How to change the Apache Spark port and add SSL Certificate

Embarking on your journey with Apache Spark? Fantastic! In this simplified guide, we’ll walk you through the process of changing the Apache Spark port to the user-friendly 80 and securing your setup with an SSL certificate.

Prerequisites

Make sure you have a clean installation of Apache Spark on your Ubuntu 23 server. Follow our Apache Spark on Ubuntu 23 installation guide.

Step 1: Acquiring an SSL Certificate

Let’s start by obtaining a free SSL certificate from Let’s Encrypt using Certbot:

sudo apt update
sudo apt install certbot
sudo certbot certonly --standalone -d spark.sysnestor.com
How to change the Apache Spark port and add SSL Certificate

Change spark.sysnestor.com with your domain. Follow the prompts to generate the SSL certificate.

How to change the Apache Spark port and add SSL Certificate

Step 2: Configuring Apache Spark for SSL

Edit your Spark configuration file (spark-defaults.conf) and add the following lines:

nano /opt/spark/python/test_coverage/conf/spark-defaults.conf
spark.ui.reverseProxy       true
spark.ui.reverseProxyUrl    https://spark.sysnestor.com
spark.ui.reverseProxyTrust  /etc/letsencrypt/live/spark.sysnestor.com/fullchain.pem

Don’t forget to change spark.sysnestor.com with your domain.

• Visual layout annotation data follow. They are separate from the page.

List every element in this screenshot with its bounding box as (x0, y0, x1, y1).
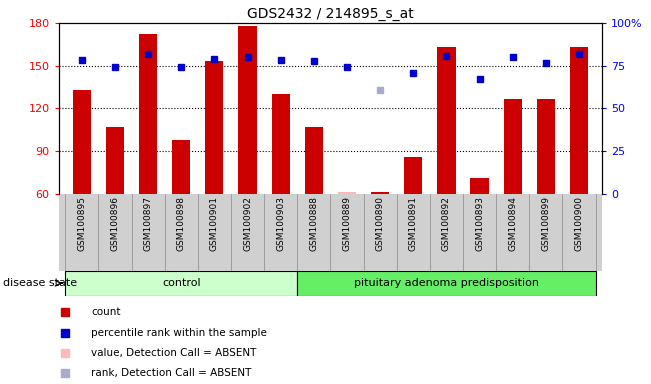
Title: GDS2432 / 214895_s_at: GDS2432 / 214895_s_at (247, 7, 414, 21)
Text: GSM100892: GSM100892 (442, 196, 451, 251)
Text: disease state: disease state (3, 278, 77, 288)
Text: GSM100902: GSM100902 (243, 196, 252, 251)
Text: GSM100889: GSM100889 (342, 196, 352, 251)
Bar (536, 99, 555, 194)
Text: GSM100900: GSM100900 (574, 196, 583, 251)
Bar (106, 127, 124, 194)
Bar (437, 47, 456, 194)
Bar (371, 192, 389, 194)
Bar (570, 47, 588, 194)
Bar (298, 271, 596, 296)
Text: GSM100890: GSM100890 (376, 196, 385, 251)
Text: GSM100888: GSM100888 (309, 196, 318, 251)
Bar (504, 99, 522, 194)
Text: GSM100891: GSM100891 (409, 196, 418, 251)
Bar (471, 178, 489, 194)
Bar (73, 90, 91, 194)
Text: pituitary adenoma predisposition: pituitary adenoma predisposition (354, 278, 539, 288)
Text: GSM100903: GSM100903 (276, 196, 285, 251)
Text: GSM100894: GSM100894 (508, 196, 517, 251)
Bar (205, 61, 223, 194)
Text: GSM100895: GSM100895 (77, 196, 87, 251)
Text: GSM100899: GSM100899 (542, 196, 550, 251)
Bar (271, 94, 290, 194)
Bar (172, 140, 190, 194)
Bar (305, 127, 323, 194)
Text: rank, Detection Call = ABSENT: rank, Detection Call = ABSENT (91, 368, 251, 378)
Text: control: control (162, 278, 201, 288)
Bar (404, 157, 422, 194)
Text: value, Detection Call = ABSENT: value, Detection Call = ABSENT (91, 348, 256, 358)
Text: percentile rank within the sample: percentile rank within the sample (91, 328, 267, 338)
Text: GSM100901: GSM100901 (210, 196, 219, 251)
Bar (65, 271, 298, 296)
Bar (338, 192, 356, 194)
Text: GSM100897: GSM100897 (144, 196, 152, 251)
Bar (238, 26, 256, 194)
Text: GSM100898: GSM100898 (176, 196, 186, 251)
Bar (139, 35, 157, 194)
Text: GSM100896: GSM100896 (111, 196, 119, 251)
Text: count: count (91, 306, 120, 316)
Text: GSM100893: GSM100893 (475, 196, 484, 251)
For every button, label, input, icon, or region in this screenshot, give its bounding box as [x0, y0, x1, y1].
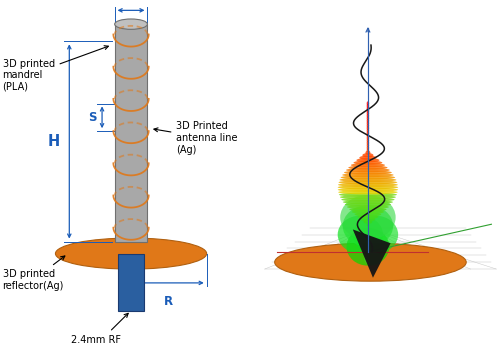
Ellipse shape [367, 116, 369, 120]
Ellipse shape [367, 121, 369, 125]
Ellipse shape [367, 126, 369, 130]
Ellipse shape [367, 104, 369, 108]
Ellipse shape [367, 141, 369, 145]
Ellipse shape [347, 228, 390, 266]
Text: R: R [164, 295, 173, 308]
Ellipse shape [367, 109, 369, 113]
Ellipse shape [339, 193, 397, 197]
Ellipse shape [364, 252, 382, 266]
Ellipse shape [343, 205, 393, 247]
Ellipse shape [367, 136, 369, 140]
Ellipse shape [360, 217, 375, 221]
Ellipse shape [363, 220, 372, 224]
Ellipse shape [367, 111, 369, 116]
Text: 3D printed
reflector(Ag): 3D printed reflector(Ag) [3, 256, 65, 291]
Text: H: H [48, 134, 60, 149]
Text: D: D [126, 0, 136, 2]
Ellipse shape [340, 195, 396, 199]
Ellipse shape [342, 173, 394, 177]
Ellipse shape [357, 215, 379, 219]
Ellipse shape [346, 168, 390, 172]
Text: 2.4mm RF
connector(~40Ghz): 2.4mm RF connector(~40Ghz) [48, 313, 144, 345]
Ellipse shape [355, 212, 381, 217]
Ellipse shape [356, 158, 380, 162]
Bar [115, 24, 147, 241]
Bar [118, 254, 144, 310]
Ellipse shape [367, 128, 369, 133]
Polygon shape [353, 229, 391, 278]
Ellipse shape [349, 207, 387, 211]
Ellipse shape [353, 160, 383, 165]
Ellipse shape [351, 163, 385, 167]
Ellipse shape [367, 138, 369, 142]
Ellipse shape [347, 205, 389, 209]
Ellipse shape [359, 156, 376, 160]
Ellipse shape [367, 134, 369, 138]
Ellipse shape [367, 124, 369, 128]
Ellipse shape [114, 19, 147, 29]
Ellipse shape [367, 148, 369, 152]
Ellipse shape [275, 243, 466, 281]
Ellipse shape [348, 165, 388, 170]
Ellipse shape [365, 151, 370, 155]
Ellipse shape [367, 222, 369, 226]
Ellipse shape [345, 203, 391, 207]
Ellipse shape [343, 200, 393, 204]
Ellipse shape [338, 190, 398, 194]
Ellipse shape [338, 188, 398, 192]
Ellipse shape [338, 216, 383, 254]
Text: 3D Printed
antenna line
(Ag): 3D Printed antenna line (Ag) [154, 121, 238, 155]
Ellipse shape [344, 170, 392, 175]
Ellipse shape [362, 153, 373, 157]
Ellipse shape [338, 183, 398, 187]
Ellipse shape [367, 106, 369, 111]
Ellipse shape [338, 185, 398, 189]
Ellipse shape [55, 238, 207, 269]
Ellipse shape [367, 119, 369, 123]
Ellipse shape [367, 143, 369, 148]
Ellipse shape [340, 178, 396, 182]
Ellipse shape [367, 101, 369, 106]
Ellipse shape [352, 210, 384, 214]
Text: 3D printed
mandrel
(PLA): 3D printed mandrel (PLA) [3, 46, 108, 92]
Ellipse shape [353, 216, 398, 254]
Ellipse shape [367, 146, 369, 150]
Ellipse shape [339, 180, 397, 185]
Ellipse shape [340, 195, 396, 240]
Text: S: S [88, 111, 96, 124]
Ellipse shape [341, 197, 395, 202]
Ellipse shape [341, 175, 395, 180]
Ellipse shape [367, 114, 369, 118]
Ellipse shape [367, 131, 369, 135]
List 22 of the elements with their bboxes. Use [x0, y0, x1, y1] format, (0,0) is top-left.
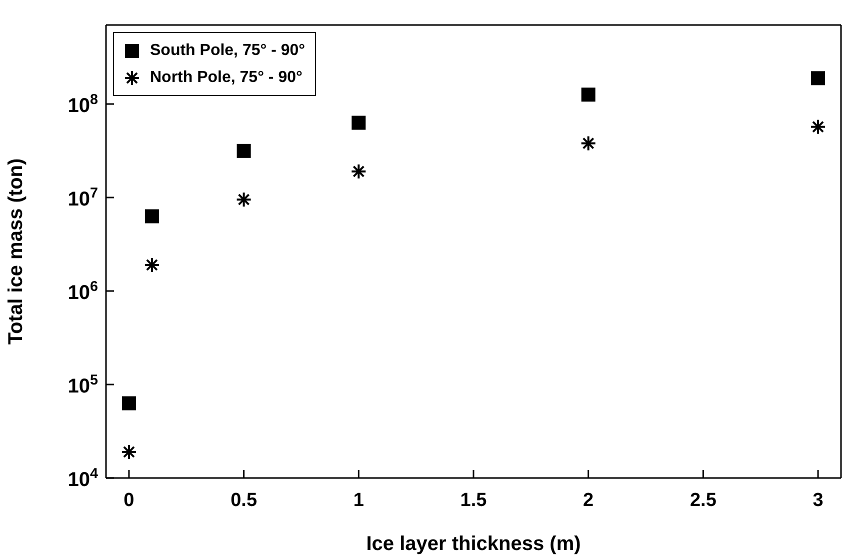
point [581, 88, 596, 102]
y-tick-label: 10$^{6}$ [68, 279, 98, 304]
point [352, 116, 366, 130]
x-tick-label: 1 [353, 490, 364, 511]
x-tick-label: 3 [812, 490, 824, 511]
y-tick-label: 10$^{7}$ [68, 186, 98, 211]
legend-label: North Pole, 75° - 90° [150, 68, 302, 86]
legend-label: South Pole, 75° - 90° [150, 42, 306, 60]
point [144, 209, 159, 224]
point [122, 396, 136, 410]
y-tick-label: 10$^{4}$ [68, 466, 98, 491]
y-axis-title: Total ice mass (ton) [5, 158, 27, 345]
y-tick-label: 10$^{5}$ [68, 372, 98, 398]
point [236, 144, 251, 158]
x-tick-label: 0.5 [230, 490, 258, 511]
x-tick-label: 2.5 [690, 490, 717, 511]
x-tick-label: 1.5 [460, 490, 488, 511]
y-tick-label: 10$^{8}$ [68, 92, 98, 118]
point [811, 71, 826, 86]
x-axis-title: Ice layer thickness (m) [366, 533, 581, 555]
x-tick-label: 2 [583, 490, 594, 511]
x-tick-label: 0 [124, 490, 134, 511]
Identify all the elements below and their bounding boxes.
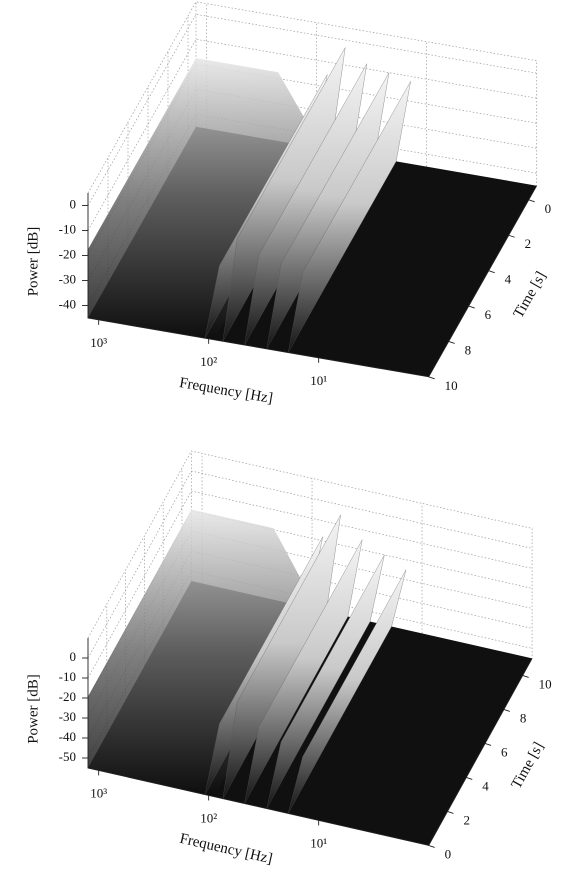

Step 3: Configure Nginx as Reverse Proxy

Install Nginx

apt install nginx

Create a new Nginx server block configuration:

sudo nano /etc/nginx/sites-available/spark

Add the following configuration:

server {
    listen 80;
    server_name spark.sysnestor.com;
    return 301 https://$host$request_uri;
}

server {
    listen 443 ssl;
    server_name spark.sysnestor.com;

    ssl_certificate /etc/letsencrypt/live/spark.sysnestor.com/fullchain.pem;
    ssl_certificate_key /etc/letsencrypt/live/spark.sysnestor.com/privkey.pem;

    location / {
        proxy_pass http://localhost:8080;
        proxy_http_version 1.1;
        proxy_set_header Upgrade $http_upgrade;
        proxy_set_header Connection 'upgrade';
        proxy_set_header Host $host;
        proxy_cache_bypass $http_upgrade;
    }
}

Make sure to replace spark.sysnestor.com with your own domain and adjust port 80 to your preferred port.

Enable the Nginx configuration:

sudo ln -s /etc/nginx/sites-available/spark /etc/nginx/sites-enabled
sudo service nginx restart

Step 4: Create a systemd Service:

Create a systemd service file for Apache Spark. Create a file, for example, spark.service, in the /etc/systemd/system/ directory:

[Unit]
Description=Apache Spark

[Service]
Type=simple
ExecStart=/opt/spark/sbin/start-master.sh
Restart=always
RestartSec=3

[Install]
WantedBy=default.target

Enable and Start the Service:

Run the following commands to enable and start the service:

sudo systemctl enable spark
sudo systemctl start spark

This will start the Spark master as a systemd service.

Create a script, for example, monitor_spark.sh, that checks if Spark is running and restarts it if needed:

#!/bin/bash

SPARK_PID=$(pgrep -f "org.apache.spark.deploy.master.Master")

if [ -z "$SPARK_PID" ]; then
    echo "Spark is not running. Restarting..."
    /opt/spark/sbin/start-master.sh
else
    echo "Spark is running (PID: $SPARK_PID)."
fi

Make the script executable:

chmod +x monitor_spark.sh
sh monitor_spark.sh
Spark is not running. Restarting...
starting org.apache.spark.deploy.master.Master, logging to /opt/spark/logs/spark-root-org.apache.spark.deploy.master.Master-1-sysnestor.out

Step 5: Verify SSL Configuration

Visit https://spark.sysnestor.com in your web browser. Ensure the connection is secure, and the Apache Spark web console is accessible.

How to change the Apache Spark port and add SSL Certificate

Congratulations! You’ve successfully added SSL to your Apache Spark deployment and set up a reverse proxy with Nginx. Your Spark web console is now securely accessible via https://spark.sysnestor.com.

Remember to regularly renew your SSL certificate using Certbot.